Segundo Maldonado, o Batista tinha os olhos cravados em Jesus por estar “cheio de admiração e de religioso espanto”. Torna-se patente que Jesus passeava. Para onde ia Ele? Alguns Padres manifestam-se favoráveis à hipótese de que Jesus estava à procura de São João Batista. Entretanto, Maldonado não é dessa opinião e julga estivesse o Salvador distraindo-se ou caminhando em outra direção e, por isso, “deixou-se ver por João para que d’Ele desse novo testemunho” (5).
Já São João Crisóstomo ressalta outros importantes detalhes desse episódio: “E como muitos não prestavam atenção no que São João dizia desde o princípio, procura chamar-lhes a atenção pela segunda vez, e por isso diz: ‘No dia seguinte, outra vez estava João e dois de seus discípulos’.
“Mas, por que o Batista não percorria toda a Judéia e pregava por toda parte sobre o Salvador, em vez de permanecer somente nas cercanias do Rio Jordão, aguardando que Ele ali chegasse para dá-Lo a conhecer? Porque queria que isso se tornasse evidente pelos próprios milagres de Jesus.
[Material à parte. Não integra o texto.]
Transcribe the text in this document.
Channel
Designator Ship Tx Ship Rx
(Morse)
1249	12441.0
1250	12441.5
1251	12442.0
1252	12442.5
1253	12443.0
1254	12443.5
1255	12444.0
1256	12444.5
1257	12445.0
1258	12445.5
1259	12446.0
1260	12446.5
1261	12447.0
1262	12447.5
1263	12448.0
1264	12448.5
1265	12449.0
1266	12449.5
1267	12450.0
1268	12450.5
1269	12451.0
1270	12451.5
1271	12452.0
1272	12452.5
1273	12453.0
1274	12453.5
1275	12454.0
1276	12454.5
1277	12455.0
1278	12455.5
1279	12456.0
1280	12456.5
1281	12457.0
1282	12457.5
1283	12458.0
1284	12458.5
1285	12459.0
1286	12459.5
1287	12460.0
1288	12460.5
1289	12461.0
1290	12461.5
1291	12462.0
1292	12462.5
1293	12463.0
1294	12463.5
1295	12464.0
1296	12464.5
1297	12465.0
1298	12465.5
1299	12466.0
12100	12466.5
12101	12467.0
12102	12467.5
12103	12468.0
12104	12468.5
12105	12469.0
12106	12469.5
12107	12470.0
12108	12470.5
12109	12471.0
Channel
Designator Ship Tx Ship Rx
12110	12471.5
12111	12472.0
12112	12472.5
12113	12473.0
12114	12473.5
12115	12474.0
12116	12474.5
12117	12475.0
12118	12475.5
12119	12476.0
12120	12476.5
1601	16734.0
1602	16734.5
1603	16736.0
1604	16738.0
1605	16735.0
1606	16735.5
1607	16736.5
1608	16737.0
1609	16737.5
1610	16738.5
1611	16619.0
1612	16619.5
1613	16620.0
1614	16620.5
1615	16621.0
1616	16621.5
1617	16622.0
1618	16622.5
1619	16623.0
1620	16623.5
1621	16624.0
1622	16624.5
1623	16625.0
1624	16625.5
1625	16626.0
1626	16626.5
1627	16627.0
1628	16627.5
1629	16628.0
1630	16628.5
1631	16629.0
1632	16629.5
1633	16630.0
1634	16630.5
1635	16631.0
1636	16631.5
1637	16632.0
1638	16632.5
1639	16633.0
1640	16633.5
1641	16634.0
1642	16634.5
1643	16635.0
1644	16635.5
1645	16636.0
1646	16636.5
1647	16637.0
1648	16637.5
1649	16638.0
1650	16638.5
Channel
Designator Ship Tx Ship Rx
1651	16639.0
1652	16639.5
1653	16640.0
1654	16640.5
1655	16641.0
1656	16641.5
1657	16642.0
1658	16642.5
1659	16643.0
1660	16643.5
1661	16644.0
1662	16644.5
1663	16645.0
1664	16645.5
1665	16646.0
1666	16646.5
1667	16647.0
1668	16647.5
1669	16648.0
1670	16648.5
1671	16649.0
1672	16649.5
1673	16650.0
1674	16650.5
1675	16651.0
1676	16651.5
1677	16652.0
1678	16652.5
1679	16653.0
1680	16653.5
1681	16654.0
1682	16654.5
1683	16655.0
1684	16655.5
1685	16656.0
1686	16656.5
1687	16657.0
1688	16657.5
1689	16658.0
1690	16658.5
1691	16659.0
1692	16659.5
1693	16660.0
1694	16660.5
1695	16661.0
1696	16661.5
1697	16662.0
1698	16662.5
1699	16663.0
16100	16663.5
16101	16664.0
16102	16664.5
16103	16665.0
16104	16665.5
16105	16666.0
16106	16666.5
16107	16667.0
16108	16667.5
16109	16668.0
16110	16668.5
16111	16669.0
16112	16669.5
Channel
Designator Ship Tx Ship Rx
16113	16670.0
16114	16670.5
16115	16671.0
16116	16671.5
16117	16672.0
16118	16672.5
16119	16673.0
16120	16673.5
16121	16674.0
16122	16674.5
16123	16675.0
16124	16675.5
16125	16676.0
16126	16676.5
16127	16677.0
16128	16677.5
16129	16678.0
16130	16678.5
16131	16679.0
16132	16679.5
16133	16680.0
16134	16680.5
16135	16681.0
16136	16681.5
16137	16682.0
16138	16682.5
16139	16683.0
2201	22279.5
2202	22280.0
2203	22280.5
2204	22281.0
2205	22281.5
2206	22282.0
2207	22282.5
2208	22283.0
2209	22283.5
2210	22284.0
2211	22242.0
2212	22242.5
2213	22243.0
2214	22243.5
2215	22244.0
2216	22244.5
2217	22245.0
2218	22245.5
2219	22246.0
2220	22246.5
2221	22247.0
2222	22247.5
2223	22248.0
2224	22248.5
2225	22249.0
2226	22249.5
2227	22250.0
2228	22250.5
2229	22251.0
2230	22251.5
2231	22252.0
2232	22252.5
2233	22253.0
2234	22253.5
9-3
Veja-se, aliás, de que modo esse seu procedimento foi causa de maior edificação: João Batista apenas fez saltar uma pequena faísca e logo se levantou um grande incêndio. Se tivesse dito essas palavras percorrendo as aldeias e cidades, essas coisas todas pareceriam estar sucedendo em decorrência de um plano humano, e o seu louvor soaria como suspeito; por essa razão os profetas e os apóstolos falaram de Jesus Cristo em sua ausência, mas o Batista em sua presença física; os outros, porém, falaram d’Ele depois de sua Ascensão.”
São João Crisóstomo termina com este comentário: Para constar que ele não manifestava Jesus apenas pela voz, mas O designava também com os olhos, acrescenta: ‘E olhando para Jesus que passava, disse: Eis o Cordeiro de Deus’” (6).
“Convém que Ele cresça e eu diminua”
Frei Manuel de Tuya OP, muito acertadamente comenta que esse trecho do Evangelho de hoje aponta uma continuação da missão do Batista, de anunciar a chegada do Messias, e de dar testemunho d’Ele. Do mesmo modo como antes procedera diante das multidões e do próprio Sinédrio, agora o faz perante seus dois discípulos: “Não os reterá, mas os orientará rumo a Cristo. Desfará seu ‘círculo’ para fazer crescer o de Cristo. É o tema desta passagem: ‘Convém que Ele cresça e eu diminua’ (Jo 3, 30)” (7).
O famoso Fillion vê esse trecho sob um outro ângulo e afirma que a exclamação de São João, “eis o Cordeiro de Deus”, foi suficiente para produzir nos dois discípulos, de maneira repentina, uma reação de maravilhamento (8). Já Maldonado manifesta-se favorável à ideia de que o precursor julgava seus dois discípulos prontos para seguir o Messias (9).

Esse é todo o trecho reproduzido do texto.